If you are interested in Jungian depth psychology this book will help you do your own inner work if you aren't able to go to an analyst or therapist. It is also impactful even if you've been seeing an analyst or therapist for years.
This is my favorite of Hollis' 18 books, as it is the most autobiographical, and manages to be even more densely packed with wisdom. Hollis is such an inspiration. At age 81 he maintains a full practice and writing schedule even after recent hip and knee replacements and cancer treatments.
Chapter Six, Doing Difficult Therapy, is outstanding; do yourself a favor and at least read this chapter. These 40+ pages could easily be expanded into a separate book. After explaining why he no longer works with couples in therapy he lists seven questions he recommends that both people in the relationship ponder and address. Here is one of the questions: "Ask each person what he or she brings to the table which they know is annoying and painful to the other, that which has so often provoked discord, conflict, hurt."
Then he describes what the daily experience of men is like: the shame, isolation, despair that is often there, and how men have as many restrictive expectations placed on them as women. He provides a set of eight secrets of most men's lives. Here is one of them: "The power of the feminine is immense in the psychic economy of men."

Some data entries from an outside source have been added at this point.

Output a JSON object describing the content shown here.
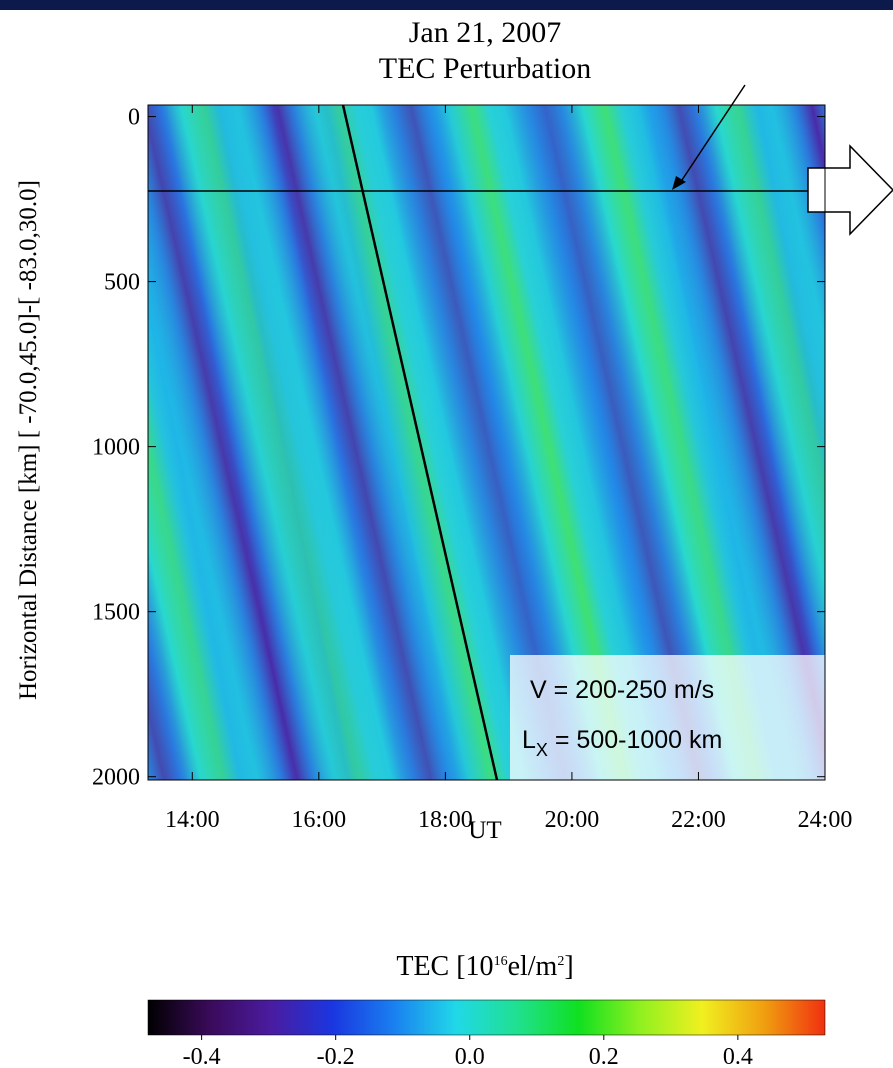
{
  "chart_data": {
    "type": "heatmap",
    "title": [
      "Jan 21, 2007",
      "TEC Perturbation"
    ],
    "x_label": "UT",
    "y_label": "Horizontal Distance [km] [ -70.0,45.0]-[ -83.0,30.0]",
    "xlim": [
      13.3,
      24.0
    ],
    "xticks": [
      {
        "value": 14,
        "label": "14:00"
      },
      {
        "value": 16,
        "label": "16:00"
      },
      {
        "value": 18,
        "label": "18:00"
      },
      {
        "value": 20,
        "label": "20:00"
      },
      {
        "value": 22,
        "label": "22:00"
      },
      {
        "value": 24,
        "label": "24:00"
      }
    ],
    "ylim": [
      -35,
      2010
    ],
    "yticks": [
      0,
      500,
      1000,
      1500,
      2000
    ],
    "y_inverted": true,
    "colorbar": {
      "title_parts": [
        "TEC [10",
        "16",
        "el/m",
        "2",
        "]"
      ],
      "clim": [
        -0.48,
        0.53
      ],
      "ticks": [
        {
          "value": -0.4,
          "label": "-0.4"
        },
        {
          "value": -0.2,
          "label": "-0.2"
        },
        {
          "value": 0.0,
          "label": "0.0"
        },
        {
          "value": 0.2,
          "label": "0.2"
        },
        {
          "value": 0.4,
          "label": "0.4"
        }
      ],
      "colors": [
        "#000000",
        "#3a0a5a",
        "#4a1ca0",
        "#1a36e0",
        "#1a80f0",
        "#20d8e8",
        "#20e090",
        "#10e020",
        "#90f020",
        "#f0f020",
        "#f0a010",
        "#f03010"
      ]
    },
    "annotation": {
      "line1": "V = 200-250 m/s",
      "line2_main": "L",
      "line2_sub": "X",
      "line2_rest": " = 500-1000 km"
    }
  }
}
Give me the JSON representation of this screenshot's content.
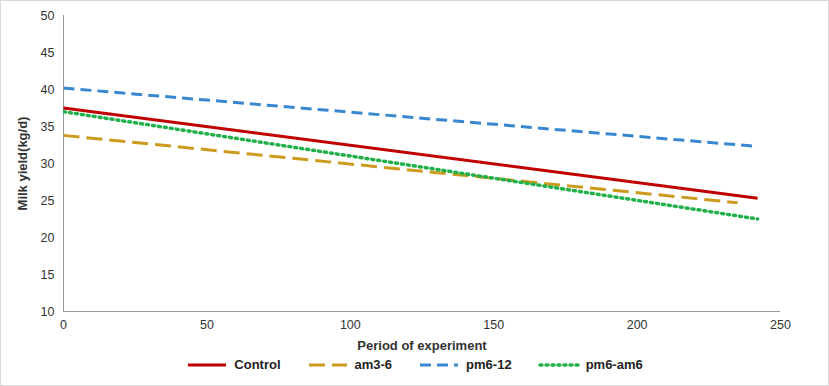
{
  "chart_data": {
    "type": "line",
    "x_label": "Period of experiment",
    "y_label": "Milk yield(kg/d)",
    "xlim": [
      0,
      250
    ],
    "xticks": [
      0,
      50,
      100,
      150,
      200,
      250
    ],
    "ylim": [
      10,
      50
    ],
    "yticks": [
      10,
      15,
      20,
      25,
      30,
      35,
      40,
      45,
      50
    ],
    "grid": false,
    "legend": "bottom",
    "series": [
      {
        "name": "Control",
        "color": "#c00000",
        "line_style": "solid",
        "x": [
          0,
          242
        ],
        "values": [
          37.5,
          25.3
        ]
      },
      {
        "name": "am3-6",
        "color": "#cc9a1c",
        "line_style": "longdash",
        "x": [
          0,
          235
        ],
        "values": [
          33.8,
          24.7
        ]
      },
      {
        "name": "pm6-12",
        "color": "#3a87d1",
        "line_style": "dashed",
        "x": [
          0,
          242
        ],
        "values": [
          40.2,
          32.3
        ]
      },
      {
        "name": "pm6-am6",
        "color": "#22b04a",
        "line_style": "dotted",
        "x": [
          0,
          242
        ],
        "values": [
          37.0,
          22.5
        ]
      }
    ]
  }
}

In the final part of this chapter he addresses how we can find a mature spirituality and reclaim personal authority. "It is important to recall those strange words of the itinerant rabbi Jesus who said, "Who is with Mother and Father is not with me." (Matthew, 10:37) Or, when he saw his mother at the marriage at Cana, "Woman, what hast thou to do with me?" Was he expressing a strong mother complex and in need of analysis, or did he intuitively understand the need to leave received authority in search of one's own, authentically lived journey? "
This book will surely guide you on your path to individuation (wholeness).